Questa svolta mette Bertie alle strette, facendo cadere il resto della sua arroganza e trasformandolo finalmente in un «vero cliente» che non ha altra scelta che fidarsi dell'»impostore» senza pensarci due volte.
Se Albert avesse avuto a che fare con un altro specialista, queste circostanze avrebbero probabilmente peggiorato il già cattivo stato del suo linguaggio e giocato a favore della sua balbuzie. Ma Lyle sostiene di avere «successo ed esperienza» e, inoltre, ha un indubbio talento psicoterapeutico: il modo in cui riesce a «prendere» la voce reale di George è ammirevole per qualsiasi professionista! Lyle organizza una provocazione rischiosa con un atterraggio sul trono, costringendo a «lavorare per la guarigione» la risorsa che ostacolava questa guarigione: il risultato dell’educazione del monarca — il sistema di valori reali di Giorgio VI! E il re guarisce davvero! Si apre alla sua voce, si convince della sua presenza e, parallelamente, della propria capacità di essere re. «Ho una voce!» — grida George, giustificando il suo diritto di essere re e superando così la sua paura principale: la paura di non conformarsi all’idea ideale di ciò che un re dovrebbe essere (non sono un monarca, sono un normale lavoratore in un ufficio!). Di conseguenza, questa paura trasformata costituisce la base della fiducia di Georgavi nel suo diritto originario al trono, simboleggiato dalla sua stessa voce.

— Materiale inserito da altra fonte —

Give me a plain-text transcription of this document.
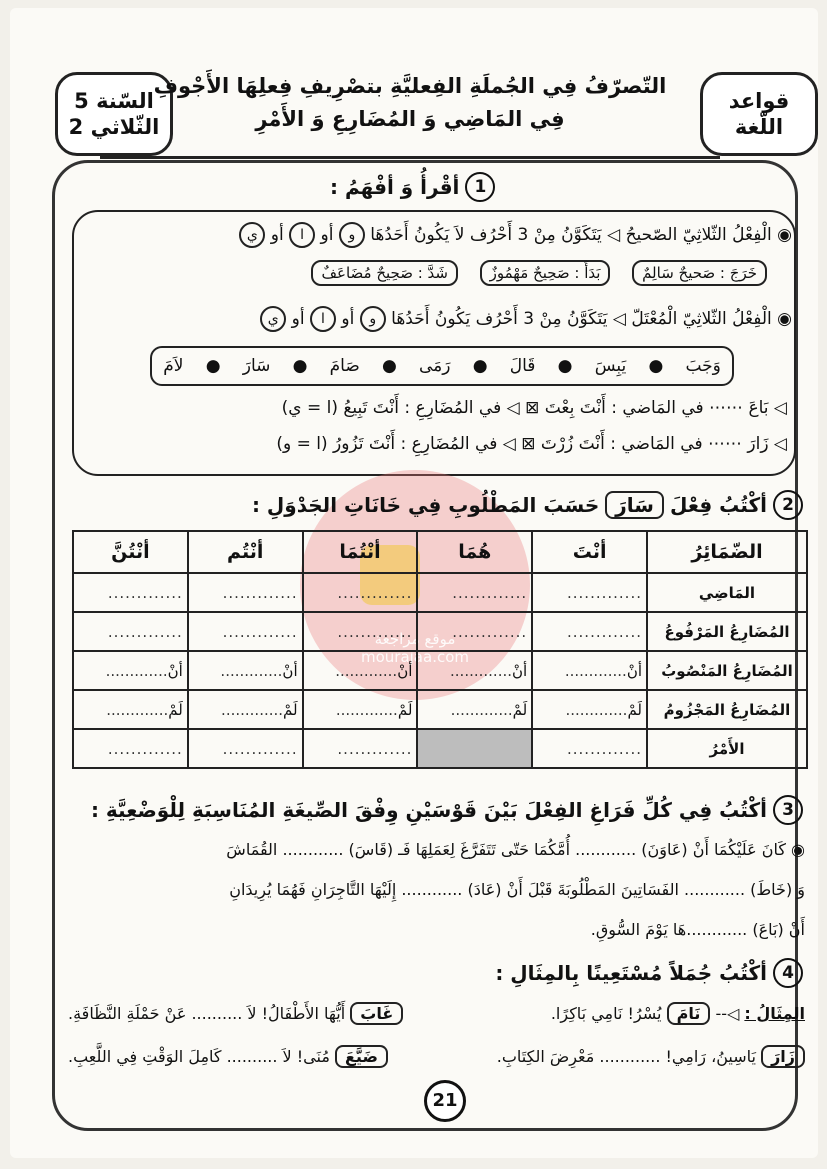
قواعد
اللّغة
السّنة 5
الثّلاثي 2
التّصرّفُ فِي الجُملَةِ الفِعليَّةِ بتصْرِيفِ فِعلِهَا الأَجْوفِ
فِي المَاضِي وَ المُضَارِعِ وَ الأَمْرِ
1
أقْرأُ وَ أفْهَمُ :
◉ الْفِعْلُ الثّلاثِيّ الصّحيحُ ◁ يَتَكَوَّنُ مِنْ 3 أَحْرُف لاَ يَكُونُ أَحَدُهَا و أو ا أو ي
خَرَجَ : صَحيحٌ سَالِمٌ    بَدَأَ : صَحِيحٌ مَهْمُوزٌ    شَدَّ : صَحِيحٌ مُضَاعَفٌ
◉ الْفِعْلُ الثّلاثِيّ الْمُعْتَلّ ◁ يَتَكَوَّنُ مِنْ 3 أَحْرُف يَكُونُ أَحَدُهَا و أو ا أو ي
وَجَبَ
●
يَبِسَ
●
قَالَ
●
رَمَى
●
صَامَ
●
سَارَ
●
لاَمَ
◁ بَاعَ ⋯⋯ في المَاضي : أَنْتَ بِعْتَ ⊠ ◁ في المُضَارِعِ : أَنْتَ تَبِيعُ (ا = ي)
◁ زَارَ ⋯⋯ في المَاضي : أَنْتَ زُرْتَ ⊠ ◁ في المُضَارِعِ : أَنْتَ تَزُورُ (ا = و)
موقع مراجعة
mourajaa.com
2
أكْتُبُ فِعْلَ
سَارَ
حَسَبَ المَطْلُوبِ فِي خَانَاتِ الجَدْوَلِ :
الضّمَائِرُ	أنْتَ	هُمَا	أنْتُمَا	أنْتُم	أنْتُنَّ
المَاضِي	.............	.............	.............	.............	.............
المُضَارِعُ المَرْفُوعُ	.............	.............	.............	.............	.............
المُضَارِعُ المَنْصُوبُ	أنْ.............	أنْ.............	أنْ.............	أنْ.............	أنْ.............
المُضَارِعُ المَجْزُومُ	لَمْ.............	لَمْ.............	لَمْ.............	لَمْ.............	لَمْ.............
الأَمْرُ	.............		.............	.............	.............
3
أكْتُبُ فِي كُلِّ فَرَاغِ الفِعْلَ بَيْنَ قَوْسَيْنِ وِفْقَ الصِّيغَةِ المُنَاسِبَةِ لِلْوَضْعِيَّةِ :
◉ كَانَ عَلَيْكُمَا أَنْ (عَاوَنَ) ............ أُمَّكُمَا حَتّى تَتَفَرَّغَ لِعَمَلِهَا فَـ (قَاسَ) ............ القُمَاشَ
وَ (خَاطَ) ............ الفَسَاتِينَ المَطْلُوبَةَ قَبْلَ أَنْ (عَادَ) ............ إِلَيْهَا التَّاجِرَانِ فَهُمَا يُرِيدَانِ
أَنْ (بَاعَ) ............هَا يَوْمَ السُّوقِ.
4
أكْتُبُ جُمَلاً مُسْتَعِينًا بِالمِثَالِ :
المِثَالُ : ◁-- نَامَ يُسْرُ! نَامِي بَاكِرًا.
غَابَ أَيُّهَا الأَطْفَالُ! لاَ .......... عَنْ حَمْلَةِ النَّظَافَةِ.
زَارَ يَاسِينُ، رَامِي! ............ مَعْرِضَ الكِتَابِ.
ضَيَّعَ مُنَى! لاَ .......... كَامِلَ الوَقْتِ فِي اللَّعِبِ.
21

Tra l’altro, è indicativo che nel film si parli del tempo reale necessario per il trattamento della balbuzie: ci vogliono due anni prima del primo risultato positivo, e sei anni prima del famoso discorso di Giorgio VI! In seguito, il re continua le lezioni di recupero e pronuncia i suoi discorsi sotto la supervisione di un logopedista.
Colin Firth ha vinto anche un Golden Globe per il suo ruolo di Re Giorgio VI. il premio Screen Actors Guild e un BAFTA.
E noi comuni mortali faremmo bene a rassicurarci che:
— di fronte alla diagnosi, tutti i mortali sono uguali e quindi c’è un po’ di giustizia nel mondo;
— il segno distintivo di un professionista è il successo e l’esperienza, non il diploma, di cui spesso ci «innamoriamo» quando cerchiamo di garantirci un risultato positivo;
— non sappiamo mai in anticipo che ruolo può avere una particolare «risorsa psicologica» nella guarigione;
— per affrontare un problema serio, bisogna prima riconoscere il proprio fallimento e poi chiedere aiuto;
— non è detto che, se necessario, non si riesca a «trovare il re in se stessi».